À quoi joue le maréchal Khalifa Haftar ? Au moment où son offensive militaire contre Tripoli connaît de sérieux revers, le seigneur de la guerre qui contrôle l’est et une partie du sud de la Libye, loin de revoir sa stratégie, s’obstine et se lance même dans une baroque fuite en avant politique. Au cours d’une intervention, lundi soir, en grand uniforme sur sa chaîne de télévision Libya al-Hadath, l’homme fort de la Cyrénaïque a déclaré qu’il avait obtenu le « mandat du peuple » pour gouverner la Libye et poursuivre son offensive contre Tripoli.
Il a également annoncé « la fin de l’accord de Skhirat » signé en décembre 2015, sous l’égide de l’ONU, entre les factions libyennes rivales, d’où est issu le Gouvernement d’union nationale (GNA), qu’il cherche à abattre. Ce n’est pas la première fois que le maréchal autoproclamé annonce la fin de cet accord qui l’engage mais l’encombre.
En décembre 2017, il avait déjà assuré que l’accord avait « expiré ». Et jeudi dernier encore, il avait demandé aux Libyens de désigner une institution en mesure de lui confier la mission de gouverner le pays, après ce qu’il présentait comme « la fin de l’accord ».
Mais on ignore toujours de quelle institution, ou de quelle consultation populaire il a reçu son « mandat » et le contenu exact de cette délégation de pouvoir inattendue. Et pour cause : les deux entités qui lui assuraient jusque-là une certaine forme de légitimité, la chambre des représentants, basée à Tobrouk et présidée par Ageela Saleh, et le gouvernement de l’est, également basé à Tobrouk et présidé par Abdullah al-Thani, sont les premières à être dépouillées de leur pouvoir par le coup d’État, pour l’instant uniquement verbal, d’Haftar.
Il n’en est pas à son premier éclat. Les penchants autoritaires de cet admirateur du dictateur égyptien al-Sissi sont aussi connus désormais que ses multiples déclarations et initiatives aventureuses. Ces travers du maréchal de Benghazi, comme sa difficulté à tenir ses engagements, et la duplicité de certaines capitales à son égard, expliquent d’ailleurs largement les échecs successifs des envoyés spéciaux de l’ONU – cinq en neuf ans – chargés de résoudre le conflit libyen.Dans les ruines d’un bâtiment détruit après les affrontements dans un quartier de Tripoli, le 1er mai 2020 © Mahmud TURKIA / AFP
Du chaos politique, militaire, sécuritaire qui a suivi la chute en 2011 du régime de Kadhafi ont émergé, on s’en souvient, deux pôles de pouvoir en Libye. L’un, à Tripoli, est le GNA, reconnu par la communauté internationale, sous l’autorité de l’architecte et homme d’affaires Fayez al-Sarraj, désigné premier ministre en janvier 2016. Il tire sa légitimité de l’accord de Skhirat et bénéficiait à l’origine de l’appui diplomatique du Qatar et du soutien de plusieurs milices, d’obédiences disparates, avant de recevoir depuis janvier dernier une aide militaire substantielle de la Turquie.

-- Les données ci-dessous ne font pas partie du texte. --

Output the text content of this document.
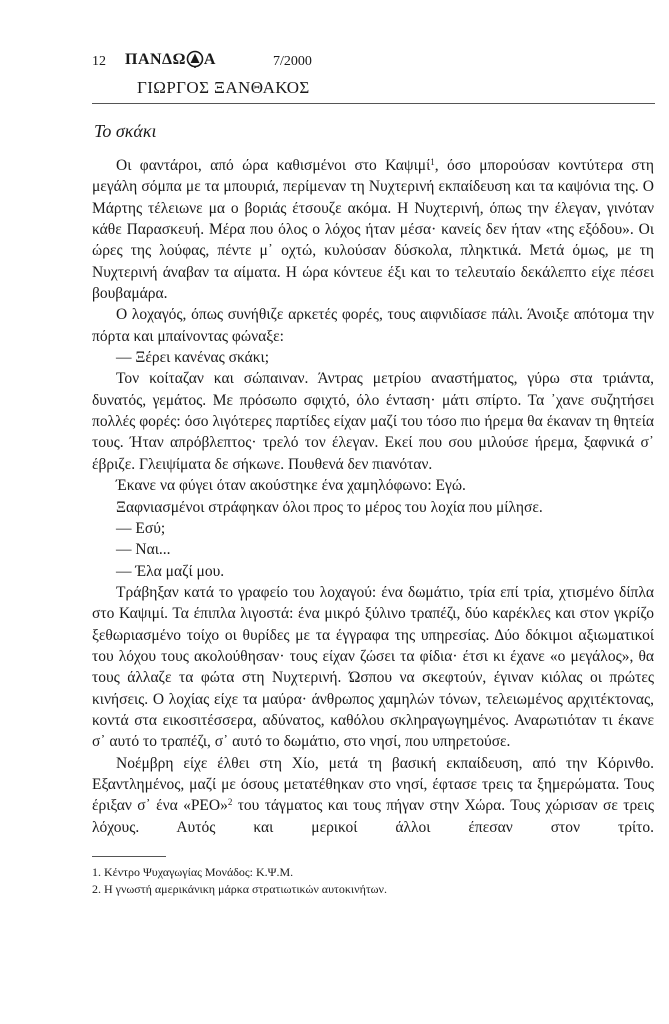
12 ΠΑΝΔΩ Α	7/2000
ΓΙΩΡΓΟΣ ΞΑΝΘΑΚΟΣ
Το σκάκι

Οι φαντάροι, από ώρα καθισμένοι στο Καψιμί$^1$, όσο μπορούσαν κοντύτερα στη μεγάλη σόμπα με τα μπουριά, περίμεναν τη Νυχτερινή εκπαίδευση και τα καψόνια της. Ο Μάρτης τέλειωνε μα ο βοριάς έτσουζε ακόμα. Η Νυχτερινή, όπως την έλεγαν, γινόταν κάθε Παρασκευή. Μέρα που όλος ο λόχος ήταν μέσα· κανείς δεν ήταν «της εξόδου». Οι ώρες της λούφας, πέντε μ᾽ οχτώ, κυλούσαν δύσκολα, πληκτικά. Μετά όμως, με τη Νυχτερινή άναβαν τα αίματα. Η ώρα κόντευε έξι και το τελευταίο δεκάλεπτο είχε πέσει βουβαμάρα.

Ο λοχαγός, όπως συνήθιζε αρκετές φορές, τους αιφνιδίασε πάλι. Άνοιξε απότομα την πόρτα και μπαίνοντας φώναξε:

— Ξέρει κανένας σκάκι;

Τον κοίταζαν και σώπαιναν. Άντρας μετρίου αναστήματος, γύρω στα τριάντα, δυνατός, γεμάτος. Με πρόσωπο σφιχτό, όλο ένταση· μάτι σπίρτο. Τα ᾽χανε συζητήσει πολλές φορές: όσο λιγότερες παρτίδες είχαν μαζί του τόσο πιο ήρεμα θα έκαναν τη θητεία τους. Ήταν απρόβλεπτος· τρελό τον έλεγαν. Εκεί που σου μιλούσε ήρεμα, ξαφνικά σ᾽ έβριζε. Γλειψίματα δε σήκωνε. Πουθενά δεν πιανόταν.

Έκανε να φύγει όταν ακούστηκε ένα χαμηλόφωνο: Εγώ.

Ξαφνιασμένοι στράφηκαν όλοι προς το μέρος του λοχία που μίλησε.

— Εσύ;

— Ναι...

— Έλα μαζί μου.

Τράβηξαν κατά το γραφείο του λοχαγού: ένα δωμάτιο, τρία επί τρία, χτισμένο δίπλα στο Καψιμί. Τα έπιπλα λιγοστά: ένα μικρό ξύλινο τραπέζι, δύο καρέκλες και στον γκρίζο ξεθωριασμένο τοίχο οι θυρίδες με τα έγγραφα της υπηρεσίας. Δύο δόκιμοι αξιωματικοί του λόχου τους ακολούθησαν· τους είχαν ζώσει τα φίδια· έτσι κι έχανε «ο μεγάλος», θα τους άλλαζε τα φώτα στη Νυχτερινή. Ώσπου να σκεφτούν, έγιναν κιόλας οι πρώτες κινήσεις. Ο λοχίας είχε τα μαύρα· άνθρωπος χαμηλών τόνων, τελειωμένος αρχιτέκτονας, κοντά στα εικοσιτέσσερα, αδύνατος, καθόλου σκληραγωγημένος. Αναρωτιόταν τι έκανε σ᾽ αυτό το τραπέζι, σ᾽ αυτό το δωμάτιο, στο νησί, που υπηρετούσε.

Νοέμβρη είχε έλθει στη Χίο, μετά τη βασική εκπαίδευση, από την Κόρινθο. Εξαντλημένος, μαζί με όσους μετατέθηκαν στο νησί, έφτασε τρεις τα ξημερώματα. Τους έριξαν σ᾽ ένα «ΡΕΟ»$^2$ του τάγματος και τους πήγαν στην Χώρα. Τους χώρισαν σε τρεις λόχους. Αυτός και μερικοί άλλοι έπεσαν στον τρίτο.

1. Κέντρο Ψυχαγωγίας Μονάδος: Κ.Ψ.Μ.
2. Η γνωστή αμερικάνικη μάρκα στρατιωτικών αυτοκινήτων.
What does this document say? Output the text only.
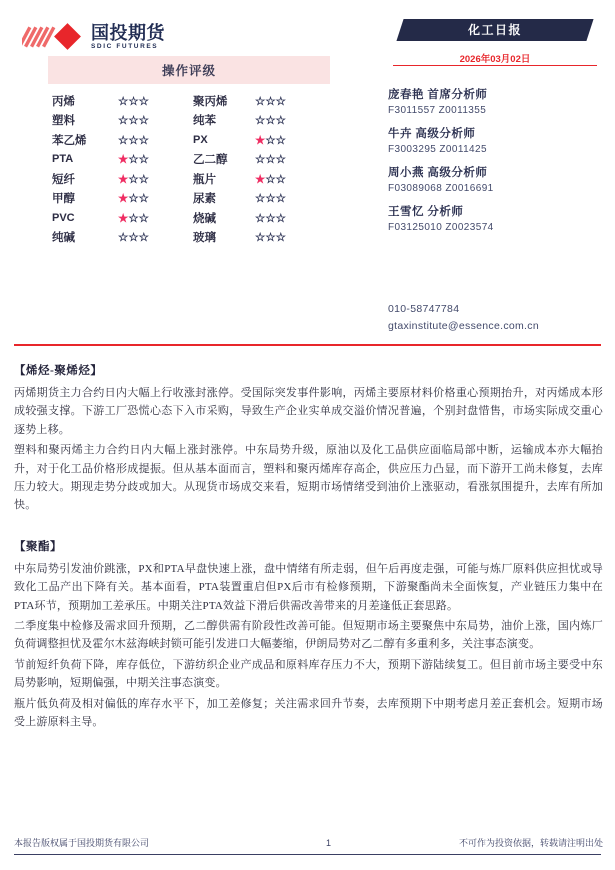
国投期货
SDIC FUTURES
操作评级
丙烯	☆☆☆	聚丙烯	☆☆☆
塑料	☆☆☆	纯苯	☆☆☆
苯乙烯	☆☆☆	PX	★☆☆
PTA	★☆☆	乙二醇	☆☆☆
短纤	★☆☆	瓶片	★☆☆
甲醇	★☆☆	尿素	☆☆☆
PVC	★☆☆	烧碱	☆☆☆
纯碱	☆☆☆	玻璃	☆☆☆
化工日报
2026年03月02日
庞春艳 首席分析师
F3011557 Z0011355
牛卉 高级分析师
F3003295 Z0011425
周小燕 高级分析师
F03089068 Z0016691
王雪忆 分析师
F03125010 Z0023574
010-58747784
gtaxinstitute@essence.com.cn
【烯烃-聚烯烃】
丙烯期货主力合约日内大幅上行收涨封涨停。受国际突发事件影响，丙烯主要原材料价格重心预期抬升，对丙烯成本形成较强支撑。下游工厂恐慌心态下入市采购，导致生产企业实单成交溢价情况普遍，个别封盘惜售，市场实际成交重心逐势上移。
塑料和聚丙烯主力合约日内大幅上涨封涨停。中东局势升级，原油以及化工品供应面临局部中断，运输成本亦大幅抬升，对于化工品价格形成提振。但从基本面而言，塑料和聚丙烯库存高企，供应压力凸显，而下游开工尚未修复，去库压力较大。期现走势分歧或加大。从现货市场成交来看，短期市场情绪受到油价上涨驱动，看涨氛围提升，去库有所加快。
【聚酯】
中东局势引发油价跳涨，PX和PTA早盘快速上涨，盘中情绪有所走弱，但午后再度走强，可能与炼厂原料供应担忧或导致化工品产出下降有关。基本面看，PTA装置重启但PX后市有检修预期，下游聚酯尚未全面恢复，产业链压力集中在PTA环节，预期加工差承压。中期关注PTA效益下滑后供需改善带来的月差逢低正套思路。
二季度集中检修及需求回升预期，乙二醇供需有阶段性改善可能。但短期市场主要聚焦中东局势，油价上涨，国内炼厂负荷调整担忧及霍尔木兹海峡封锁可能引发进口大幅萎缩，伊朗局势对乙二醇有多重利多，关注事态演变。
节前短纤负荷下降，库存低位，下游纺织企业产成品和原料库存压力不大，预期下游陆续复工。但目前市场主要受中东局势影响，短期偏强，中期关注事态演变。
瓶片低负荷及相对偏低的库存水平下，加工差修复；关注需求回升节奏，去库预期下中期考虑月差正套机会。短期市场受上游原料主导。
本报告版权属于国投期货有限公司	1	不可作为投资依据，转载请注明出处
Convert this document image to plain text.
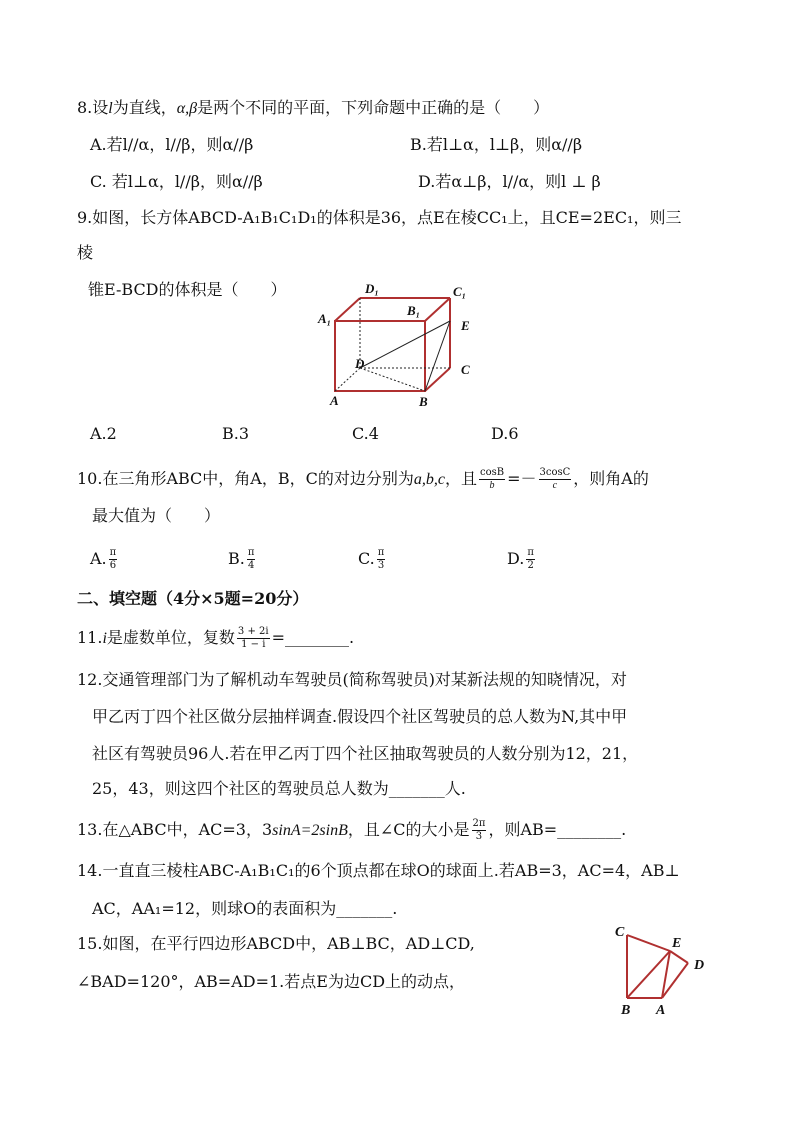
8.设l为直线，α,β是两个不同的平面，下列命题中正确的是（　　）
A.若l//α，l//β，则α//β	B.若l⊥α，l⊥β，则α//β
C. 若l⊥α，l//β，则α//β	D.若α⊥β，l//α，则l ⊥ β
9.如图，长方体ABCD-A₁B₁C₁D₁的体积是36，点E在棱CC₁上，且CE=2EC₁，则三
棱
锥E-BCD的体积是（　　）	D₁	C₁
A₁
B₁
E
D	C
A	B
A.2	B.3	C.4	D.6
10.在三角形ABC中，角A，B，C的对边分别为a,b,c，且 $\frac{\cos B}{b} =- \frac{3\cos C}{c}$ ，则角A的
最大值为（　　）
A. $\frac{\pi}{6}$	B. $\frac{\pi}{4}$	C. $\frac{\pi}{3}$	D. $\frac{\pi}{2}$
二、填空题（4分×5题=20分）
11.i是虚数单位，复数 $\frac{3 + 2i}{1 - i}$ =________.
12.交通管理部门为了解机动车驾驶员(简称驾驶员)对某新法规的知晓情况，对
甲乙丙丁四个社区做分层抽样调查.假设四个社区驾驶员的总人数为N,其中甲
社区有驾驶员96人.若在甲乙丙丁四个社区抽取驾驶员的人数分别为12，21，
25，43，则这四个社区的驾驶员总人数为_______人.
13.在△ABC中，AC=3，3sinA=2sinB，且∠C的大小是 $\frac{2\pi}{3}$ ，则AB=________.
14.一直直三棱柱ABC-A₁B₁C₁的6个顶点都在球O的球面上.若AB=3，AC=4，AB⊥
AC，AA₁=12，则球O的表面积为_______.
15.如图，在平行四边形ABCD中，AB⊥BC，AD⊥CD,
∠BAD=120°，AB=AD=1.若点E为边CD上的动点，
C
E
D
B A
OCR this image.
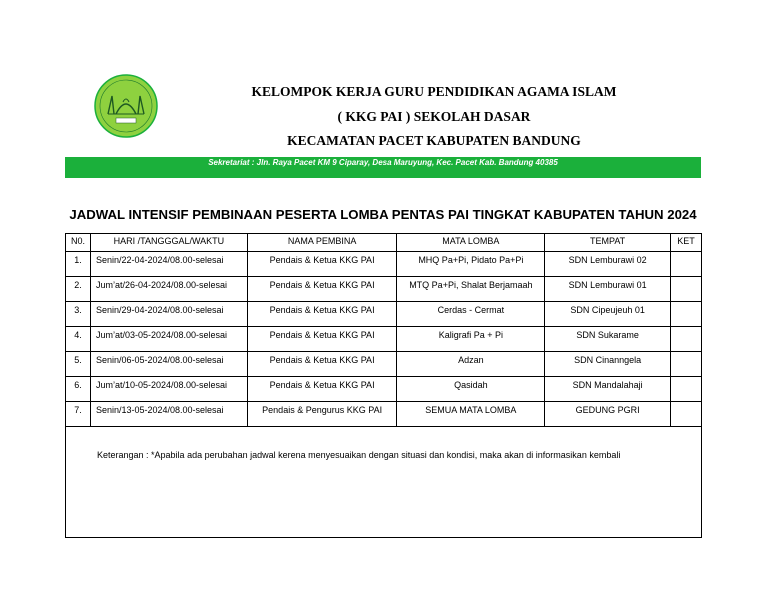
KELOMPOK KERJA GURU PENDIDIKAN AGAMA ISLAM
( KKG PAI ) SEKOLAH DASAR
KECAMATAN PACET KABUPATEN BANDUNG
Sekretariat : Jln. Raya Pacet KM 9 Ciparay, Desa Maruyung, Kec. Pacet Kab. Bandung 40385
JADWAL INTENSIF PEMBINAAN PESERTA LOMBA PENTAS PAI TINGKAT KABUPATEN TAHUN 2024
N0.	HARI /TANGGGAL/WAKTU	NAMA PEMBINA	MATA LOMBA	TEMPAT	KET
1.	Senin/22-04-2024/08.00-selesai	Pendais & Ketua KKG PAI	MHQ Pa+Pi, Pidato Pa+Pi	SDN Lemburawi 02	
2.	Jum’at/26-04-2024/08.00-selesai	Pendais & Ketua KKG PAI	MTQ Pa+Pi, Shalat Berjamaah	SDN Lemburawi 01	
3.	Senin/29-04-2024/08.00-selesai	Pendais & Ketua KKG PAI	Cerdas - Cermat	SDN Cipeujeuh 01	
4.	Jum’at/03-05-2024/08.00-selesai	Pendais & Ketua KKG PAI	Kaligrafi Pa + Pi	SDN Sukarame	
5.	Senin/06-05-2024/08.00-selesai	Pendais & Ketua KKG PAI	Adzan	SDN Cinanngela	
6.	Jum’at/10-05-2024/08.00-selesai	Pendais & Ketua KKG PAI	Qasidah	SDN Mandalahaji	
7.	Senin/13-05-2024/08.00-selesai	Pendais & Pengurus KKG PAI	SEMUA MATA LOMBA	GEDUNG PGRI	
Keterangan : *Apabila ada perubahan jadwal kerena menyesuaikan dengan situasi dan kondisi, maka akan di informasikan kembali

L’autre pôle, basé à l’est du pays, tire sa légitimité politique de la Chambre des représentants, assemblée parlementaire qui siège à Tobrouk, et sa crédibilité internationale de l’armée constituée par Khalifa Haftar, ancien général de l’armée de Kadhafi, à son deuxième retour d’exil aux États-Unis, en 2014.
En agglomérant d’anciens soldats de Kadhafi, des combattants tribaux, des salafistes ralliés et des miliciens locaux, armés et équipés, puis entraînés grâce à ses soutiens égyptiens, émiratis, russes, Haftar a constitué une robuste petite force militaire, baptisée par lui Armée nationale libyenne (LNA), qui lui a permis, en quelques années, de liquider les milices liées à Al-Qaïda ou à Daech, et de prendre le contrôle de l’est du pays et d’une partie du sud. Tout en se présentant comme le seul véritable rempart local contre le terrorisme islamiste.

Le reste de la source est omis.